I'd often taken to moving furniture around. From the time I was a little girl, I often felt the need for spacial realignment. I started out small, relocating the white quilted hamper that held my grandmother's crocheted handiwork, and my stuffed animal collection, from just behind my bedroom door to a spot in front of the window. This move would, of course, necessitate the move of my rocking chair away from the window and into the corner to the right of the window. And, because the bed and the dresser were stationary in my space plan, that meant that the rocking chair, which had been facing the side of the bed when it was in front of the window, would now have to face the door, which was a perfect diagonal.

By the time I got to college, my dorm room reconfiguration seemed to coincide with midterms and finals, and it continued at that pace through graduate school, with some additional turns after a couple of bad break-ups (heck, it beat gulping down a pint of ice cream:). After grad school, my need for space reconfiguration was synced to the seasons, and since I was living in a large studio apartment with hardwood floors, it was like conducting my life in a black box theatre where I was the cast, crew, director, and stage manager. Every time my parents would visit, they'd remark about what was different, and lend their own suggestions for future furniture remixes.

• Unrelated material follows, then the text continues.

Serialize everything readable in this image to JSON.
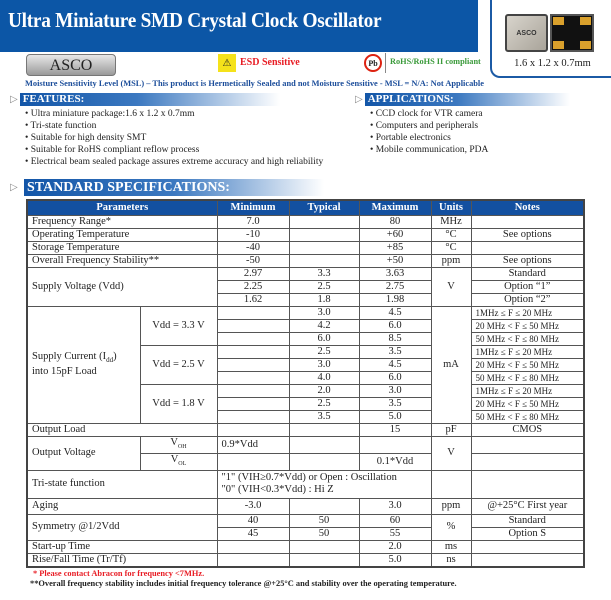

When I got married and moved into our home, I found out that not everyone likes coming home to a completely altered space. There are people in this world who, apparently, like things to stay in their place. Oh, I tried - boy, did I try! But, all that it got me was a sore back and the realization that married people furniture is far heavier than single lady furniture! It also got me into endless discussions as to why the furniture needed to be moved in the first place. Apparently, my answer - "because I felt like moving it" - was not acceptable, nor did it meet the rigorous standards of logic set forth by my husband, but it does follow the standard for emotional logic.

Moving things around changes so much - it's like walking into a new space, or making fresh discoveries about the space in which you live for 365 days of the year. When I would come back to my apartment after a day of moving around the furniture, it was like seeing my home anew, like stepping off of the plane in a new country. But, there is also something much deeper at play. Moving a chair from the window to the wall is creativity on a small scale. It is creativity that is, literally, bounded by the walls of the room. This is creativity with rules, with mental training wheels, and I had, over the years, become too scared to perform even this minimally risky task.  Standing there, in the hallway on the night before Dad's funeral, I was moving furniture and I was smiling that in the midst of losing Dad, that somehow, through some divine intervention, my father had helped me find a piece of myself that I had buried.